Une caravane ou une résidence mobile, même si elle demeure longtemps au même emplacement, conserve sa nature de bien meuble dès lors qu’elle reste déplaçable. Le droit de l’Union ne permet pas qu’une simple instruction administrative redéfinisse une notion juridique fondamentale pour les besoins de l’application d’une exonération fiscale. La solution souligne l’importance de préserver l’autonomie et l’uniformité des concepts juridiques du droit de l’Union, qui ne sauraient être altérés par des qualifications divergentes issues du droit interne des États membres.

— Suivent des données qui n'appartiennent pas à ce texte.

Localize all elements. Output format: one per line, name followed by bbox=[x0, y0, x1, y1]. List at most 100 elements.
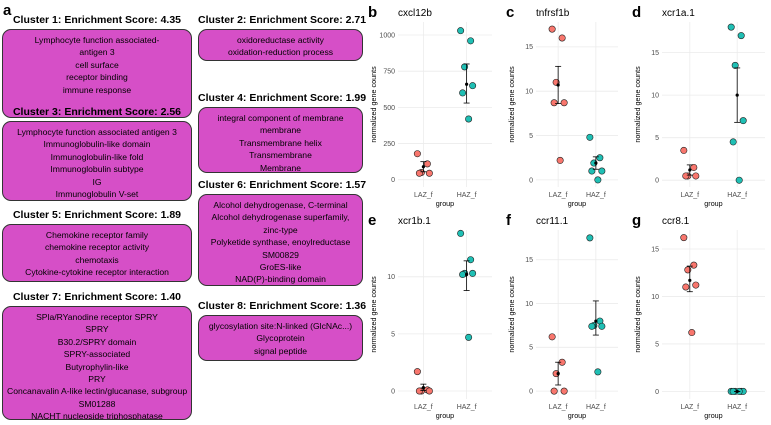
cluster-term: chemokine receptor activity bbox=[44, 242, 150, 253]
mean-point bbox=[556, 372, 560, 376]
x-tick-label: LAZ_f bbox=[549, 192, 568, 199]
cluster-term: glycosylation site:N-linked (GlcNAc...) bbox=[208, 321, 353, 331]
cluster-8: Cluster 8: Enrichment Score: 1.36 glycosy… bbox=[198, 300, 366, 361]
cluster-term-box: oxidoreductase activity oxidation-reducti… bbox=[198, 29, 363, 61]
plot-panel-g: g ccr8.1 0 5 10 15 LAZ_f HAZ_f group normalized g… bbox=[630, 208, 771, 425]
y-tick-label: 1000 bbox=[379, 32, 395, 39]
y-axis-label: normalized gene counts bbox=[369, 66, 378, 143]
cluster-term: Transmembrane helix bbox=[239, 137, 322, 148]
cluster-term: receptor binding bbox=[66, 72, 128, 83]
cluster-term: B30.2/SPRY domain bbox=[57, 336, 137, 347]
mean-point bbox=[465, 82, 469, 86]
y-tick-label: 0 bbox=[529, 177, 533, 184]
data-point-haz_f bbox=[598, 167, 606, 175]
y-tick-label: 5 bbox=[655, 135, 659, 142]
data-point-laz_f bbox=[558, 34, 566, 42]
data-point-laz_f bbox=[550, 387, 558, 395]
cluster-6: Cluster 6: Enrichment Score: 1.57 Alcohol… bbox=[198, 179, 367, 286]
mean-point bbox=[688, 278, 692, 282]
data-point-laz_f bbox=[425, 169, 433, 177]
cluster-term: Glycoprotein bbox=[256, 333, 305, 344]
panel-letter-f: f bbox=[506, 212, 512, 229]
data-point-haz_f bbox=[588, 167, 596, 175]
data-point-laz_f bbox=[692, 281, 700, 289]
cluster-term: Immunoglobulin subtype bbox=[50, 164, 144, 175]
x-axis-label: group bbox=[704, 199, 722, 208]
data-point-haz_f bbox=[731, 61, 739, 69]
cluster-term: Transmembrane bbox=[249, 150, 312, 161]
cluster-3: Cluster 3: Enrichment Score: 2.56 Lymphoc… bbox=[2, 106, 192, 201]
y-axis-label: normalized gene counts bbox=[369, 276, 378, 353]
cluster-term: Immunoglobulin V-set bbox=[55, 189, 139, 200]
x-tick-label: HAZ_f bbox=[586, 192, 606, 199]
cluster-title: Cluster 2: Enrichment Score: 2.71 bbox=[198, 14, 367, 26]
y-axis-label: normalized gene counts bbox=[507, 66, 516, 143]
data-point-laz_f bbox=[682, 172, 690, 180]
plot-panel-b: b cxcl12b 0 250 500 750 1000 LAZ_f HAZ_f group nor… bbox=[366, 0, 498, 213]
cluster-term: SPRY-associated bbox=[63, 349, 131, 360]
cluster-title: Cluster 6: Enrichment Score: 1.57 bbox=[198, 179, 367, 191]
y-tick-label: 0 bbox=[391, 177, 395, 184]
cluster-term-box: Alcohol dehydrogenase, C-terminal Alcohol… bbox=[198, 194, 363, 286]
cluster-title: Cluster 3: Enrichment Score: 2.56 bbox=[12, 106, 182, 118]
data-point-haz_f bbox=[467, 37, 475, 45]
data-point-laz_f bbox=[550, 99, 558, 107]
y-tick-label: 0 bbox=[391, 388, 395, 395]
y-tick-label: 15 bbox=[525, 257, 533, 264]
x-tick-label: HAZ_f bbox=[727, 404, 747, 411]
cluster-term: Butyrophylin-like bbox=[65, 361, 129, 372]
cluster-term: Alcohol dehydrogenase, C-terminal bbox=[213, 200, 348, 210]
data-point-haz_f bbox=[469, 82, 477, 90]
data-point-laz_f bbox=[680, 146, 688, 154]
data-point-haz_f bbox=[586, 133, 594, 141]
data-point-haz_f bbox=[729, 138, 737, 146]
y-tick-label: 15 bbox=[651, 50, 659, 57]
cluster-term: SM01288 bbox=[78, 398, 116, 409]
data-point-haz_f bbox=[459, 271, 467, 279]
data-point-haz_f bbox=[459, 89, 467, 97]
x-axis-label: group bbox=[568, 411, 586, 420]
plot-panel-c: c tnfrsf1b 0 5 10 15 LAZ_f HAZ_f group normalized… bbox=[504, 0, 624, 213]
x-axis-label: group bbox=[436, 411, 454, 420]
cluster-4: Cluster 4: Enrichment Score: 1.99 integra… bbox=[198, 92, 366, 173]
y-tick-label: 500 bbox=[383, 105, 395, 112]
x-tick-label: LAZ_f bbox=[680, 192, 699, 199]
mean-point bbox=[556, 83, 560, 87]
cluster-term: signal peptide bbox=[253, 345, 308, 356]
cluster-term: oxidoreductase activity bbox=[237, 35, 324, 45]
cluster-term: PRY bbox=[88, 374, 106, 385]
x-tick-label: HAZ_f bbox=[457, 192, 477, 199]
cluster-5: Cluster 5: Enrichment Score: 1.89 Chemoki… bbox=[2, 209, 192, 282]
data-point-haz_f bbox=[465, 333, 473, 341]
data-point-haz_f bbox=[735, 176, 743, 184]
data-point-laz_f bbox=[684, 266, 692, 274]
cluster-term: Concanavalin A-like lectin/glucanase, su… bbox=[7, 386, 188, 397]
panel-letter-c: c bbox=[506, 4, 514, 21]
cluster-term: Polyketide synthase, enoylreductase bbox=[210, 237, 351, 248]
cluster-term: oxidation-reduction process bbox=[227, 47, 334, 58]
cluster-term: Lymphocyte function associated antigen 3 bbox=[17, 127, 177, 137]
y-tick-label: 5 bbox=[391, 331, 395, 338]
cluster-term: integral component of membrane bbox=[217, 113, 344, 123]
cluster-title: Cluster 7: Enrichment Score: 1.40 bbox=[12, 291, 182, 303]
plot-panel-f: f ccr11.1 0 5 10 15 LAZ_f HAZ_f group normalized … bbox=[504, 208, 624, 425]
cluster-term: zinc-type bbox=[263, 224, 298, 235]
data-point-laz_f bbox=[688, 329, 696, 337]
cluster-title: Cluster 1: Enrichment Score: 4.35 bbox=[12, 14, 182, 26]
data-point-haz_f bbox=[465, 115, 473, 123]
x-axis-label: group bbox=[704, 411, 722, 420]
data-point-haz_f bbox=[727, 23, 735, 31]
data-point-haz_f bbox=[737, 32, 745, 40]
y-tick-label: 10 bbox=[651, 294, 659, 301]
gene-title: ccr11.1 bbox=[536, 216, 568, 227]
data-point-laz_f bbox=[413, 150, 421, 158]
data-point-laz_f bbox=[548, 25, 556, 33]
cluster-term: Chemokine receptor family bbox=[45, 230, 149, 240]
cluster-7: Cluster 7: Enrichment Score: 1.40 SPla/RY… bbox=[2, 291, 192, 420]
gene-title: cxcl12b bbox=[398, 8, 432, 19]
mean-point bbox=[465, 272, 469, 277]
x-tick-label: LAZ_f bbox=[549, 404, 568, 411]
data-point-laz_f bbox=[560, 387, 568, 395]
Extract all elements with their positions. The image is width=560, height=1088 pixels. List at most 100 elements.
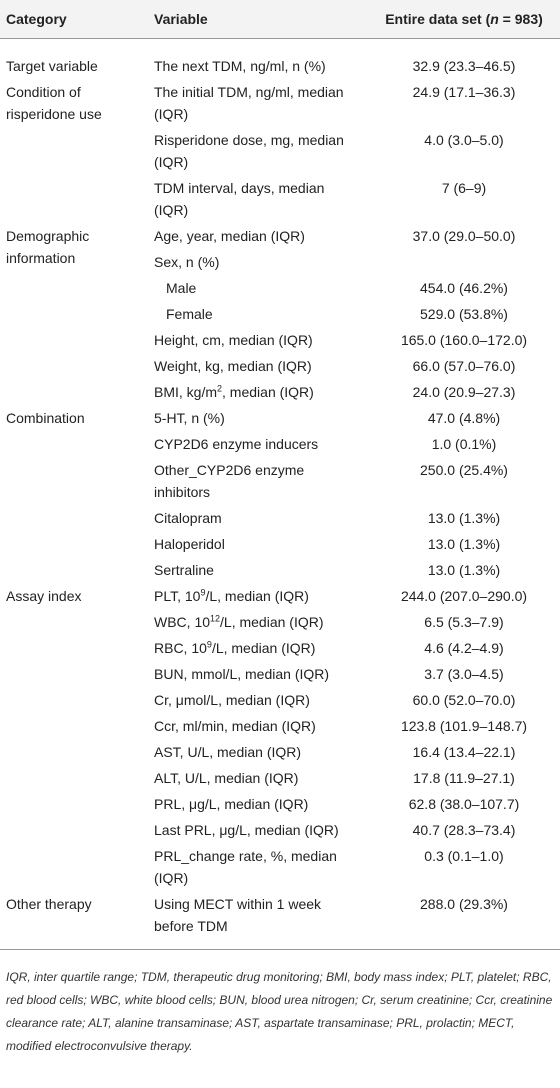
variable-text: /L, median (IQR) [220, 614, 324, 630]
table-row: Cr, μmol/L, median (IQR) 60.0 (52.0–70.0) [0, 687, 560, 713]
table-row: ALT, U/L, median (IQR) 17.8 (11.9–27.1) [0, 765, 560, 791]
category-cell: Condition of risperidone use [6, 84, 102, 122]
table-row: Height, cm, median (IQR) 165.0 (160.0–172… [0, 327, 560, 353]
table-row: TDM interval, days, median (IQR) 7 (6–9) [0, 175, 560, 223]
variable-cell: BUN, mmol/L, median (IQR) [154, 666, 330, 682]
header-row: Category Variable Entire data set (n = 9… [0, 0, 560, 39]
table-row: Other therapy Using MECT within 1 week be… [0, 891, 560, 950]
variable-cell: Height, cm, median (IQR) [154, 332, 313, 348]
variable-text: , median (IQR) [222, 384, 314, 400]
variable-cell: Other_CYP2D6 enzyme inhibitors [154, 462, 305, 500]
variable-cell: The initial TDM, ng/ml, median (IQR) [154, 84, 344, 122]
header-text: n [490, 11, 499, 27]
data-table: Category Variable Entire data set (n = 9… [0, 0, 560, 950]
table-row: Combination 5-HT, n (%) 47.0 (4.8%) [0, 405, 560, 431]
table-row: Assay index PLT, 109/L, median (IQR) 244.0… [0, 583, 560, 609]
variable-text: /L, median (IQR) [211, 640, 316, 656]
variable-cell: RBC, 109/L, median (IQR) [148, 635, 368, 661]
superscript: 12 [210, 613, 221, 624]
value-cell: 13.0 (1.3%) [427, 510, 501, 526]
table-row: PRL, μg/L, median (IQR) 62.8 (38.0–107.7) [0, 791, 560, 817]
variable-cell: The next TDM, ng/ml, n (%) [154, 58, 326, 74]
value-cell: 60.0 (52.0–70.0) [412, 692, 516, 708]
superscript: 9 [206, 639, 212, 650]
table-row: Other_CYP2D6 enzyme inhibitors 250.0 (25.… [0, 457, 560, 505]
category-cell: Target variable [6, 58, 98, 74]
category-cell: Assay index [6, 588, 82, 604]
value-cell: 16.4 (13.4–22.1) [412, 744, 516, 760]
value-cell: 47.0 (4.8%) [427, 410, 501, 426]
value-cell: 1.0 (0.1%) [431, 436, 497, 452]
header-text: = 983) [498, 11, 543, 27]
variable-cell: Weight, kg, median (IQR) [154, 358, 312, 374]
variable-cell: Sex, n (%) [154, 254, 220, 270]
variable-cell: Haloperidol [154, 536, 225, 552]
variable-cell: Risperidone dose, mg, median (IQR) [154, 132, 344, 170]
table-row: Female 529.0 (53.8%) [0, 301, 560, 327]
value-cell: 529.0 (53.8%) [420, 306, 508, 322]
value-cell: 13.0 (1.3%) [427, 562, 501, 578]
header-cell: Variable [148, 0, 368, 39]
table-row: Haloperidol 13.0 (1.3%) [0, 531, 560, 557]
table-header: Category Variable Entire data set (n = 9… [0, 0, 560, 39]
value-cell: 244.0 (207.0–290.0) [400, 588, 528, 604]
variable-text: WBC, 10 [154, 614, 211, 630]
table-row: BUN, mmol/L, median (IQR) 3.7 (3.0–4.5) [0, 661, 560, 687]
value-cell: 24.0 (20.9–27.3) [412, 384, 516, 400]
table-row: Weight, kg, median (IQR) 66.0 (57.0–76.0) [0, 353, 560, 379]
variable-cell: ALT, U/L, median (IQR) [154, 770, 299, 786]
variable-cell: Ccr, ml/min, median (IQR) [154, 718, 316, 734]
variable-cell: PRL_change rate, %, median (IQR) [154, 848, 337, 886]
superscript: 2 [217, 383, 223, 394]
table-row: Sex, n (%) [0, 249, 560, 275]
table-body: Target variable The next TDM, ng/ml, n (%… [0, 39, 560, 950]
value-cell: 0.3 (0.1–1.0) [424, 848, 504, 864]
value-cell: 3.7 (3.0–4.5) [424, 666, 504, 682]
variable-cell: 5-HT, n (%) [154, 410, 225, 426]
table-row: Citalopram 13.0 (1.3%) [0, 505, 560, 531]
variable-cell: PLT, 109/L, median (IQR) [148, 583, 368, 609]
variable-cell: CYP2D6 enzyme inducers [154, 436, 319, 452]
variable-cell: TDM interval, days, median (IQR) [154, 180, 325, 218]
variable-cell: Last PRL, μg/L, median (IQR) [154, 822, 339, 838]
table-row: Target variable The next TDM, ng/ml, n (%… [0, 39, 560, 80]
superscript: 9 [200, 587, 206, 598]
variable-cell: Sertraline [154, 562, 214, 578]
value-cell: 24.9 (17.1–36.3) [412, 84, 516, 100]
value-cell: 66.0 (57.0–76.0) [412, 358, 516, 374]
table-row: Condition of risperidone use The initial … [0, 79, 560, 127]
variable-cell: Female [166, 306, 213, 322]
category-cell: Demographic information [6, 228, 90, 266]
variable-cell: Using MECT within 1 week before TDM [148, 891, 368, 950]
table-row: Male 454.0 (46.2%) [0, 275, 560, 301]
variable-text: PLT, 10 [154, 588, 201, 604]
variable-cell: Male [166, 280, 197, 296]
table-row: WBC, 1012/L, median (IQR) 6.5 (5.3–7.9) [0, 609, 560, 635]
value-cell: 165.0 (160.0–172.0) [400, 332, 528, 348]
value-cell [368, 249, 560, 275]
table-row: Last PRL, μg/L, median (IQR) 40.7 (28.3–7… [0, 817, 560, 843]
table-row: Sertraline 13.0 (1.3%) [0, 557, 560, 583]
value-cell: 288.0 (29.3%) [368, 891, 560, 950]
table-row: PRL_change rate, %, median (IQR) 0.3 (0.1… [0, 843, 560, 891]
header-text: Entire data set ( [385, 11, 491, 27]
value-cell: 250.0 (25.4%) [420, 462, 508, 478]
value-cell: 4.0 (3.0–5.0) [424, 132, 504, 148]
table-row: CYP2D6 enzyme inducers 1.0 (0.1%) [0, 431, 560, 457]
variable-cell: PRL, μg/L, median (IQR) [154, 796, 309, 812]
value-cell: 32.9 (23.3–46.5) [412, 58, 516, 74]
value-cell: 13.0 (1.3%) [427, 536, 501, 552]
variable-cell: Citalopram [154, 510, 222, 526]
variable-text: /L, median (IQR) [205, 588, 309, 604]
value-cell: 4.6 (4.2–4.9) [424, 640, 504, 656]
table-row: Ccr, ml/min, median (IQR) 123.8 (101.9–14… [0, 713, 560, 739]
variable-text: RBC, 10 [154, 640, 207, 656]
value-cell: 40.7 (28.3–73.4) [412, 822, 516, 838]
value-cell: 454.0 (46.2%) [420, 280, 508, 296]
value-cell: 17.8 (11.9–27.1) [413, 770, 515, 786]
value-cell: 62.8 (38.0–107.7) [408, 796, 520, 812]
variable-cell: BMI, kg/m2, median (IQR) [148, 379, 368, 405]
value-cell: 6.5 (5.3–7.9) [424, 614, 504, 630]
table-row: Demographic information Age, year, median… [0, 223, 560, 266]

II. La fixation temporelle de l’appréciation du manquement
La Cour de justice profite de cette affaire pour réitérer une règle procédurale essentielle du contentieux en manquement, selon laquelle les régularisations tardives sont sans incidence sur la constatation de la faute (A), une solution justifiée par la nécessité de préserver l’effectivité de la procédure précontentieuse (B).
A. L’inopposabilité des modifications normatives postérieures au délai de l’avis motivé
Dans sa défense, l’État membre a fait valoir qu’il avait mis fin au manquement en abrogeant l’instruction administrative litigieuse. Il a toutefois admis que cette abrogation était intervenue après l’expiration du délai de deux mois qui lui avait été imparti par la Commission dans son avis motivé. La Cour balaie cet argument en se fondant sur sa jurisprudence constante. Elle énonce clairement que « l’existence d’un manquement doit être appréciée en fonction de la situation de l’État membre telle qu’elle se présentait au terme du délai fixé dans l’avis motivé et les changements intervenus par la suite ne sauraient être pris en compte par la Cour ».
Cette règle fixe un point de référence temporel intangible pour l’examen du litige. Peu importe que l’État membre se soit conformé au droit de l’Union au jour de l’audience ou même avant l’introduction du recours. Seule compte la situation à la date butoir fixée par la Commission. En l’espèce, le maintien en vigueur de l’instruction administrative au-delà de cette date suffisait à caractériser le manquement, rendant la constatation de celui-ci inéluctable.
B. La justification de la règle par l’effet utile de la procédure en manquement
La position de la Cour n’est pas une simple exigence formelle ; elle vise à garantir l’efficacité de la procédure précontentieuse prévue à l’article 169 du traité CE (devenu l’article 258 TFUE). Cette phase, qui comprend la mise en demeure et l’avis motivé, a pour objet de donner à l’État membre l’opportunité de se conformer volontairement à ses obligations et d’éviter ainsi une procédure juridictionnelle. Le délai accordé dans l’avis motivé n’est pas indicatif mais impératif.
Admettre qu’un État puisse régulariser sa situation à tout moment jusqu’au prononcé de l’arrêt viderait cette procédure de son sens. Les États membres seraient incités à ne pas agir dans les délais prescrits, prolongeant ainsi les situations d’infraction au détriment de l’ordre juridique de l’Union et des droits des justiciables. En figeant l’appréciation du manquement à l’expiration du délai, la Cour assure l’effet utile de l’avis motivé et incite les États à une mise en conformité prompte et diligente avec le droit de l’Union.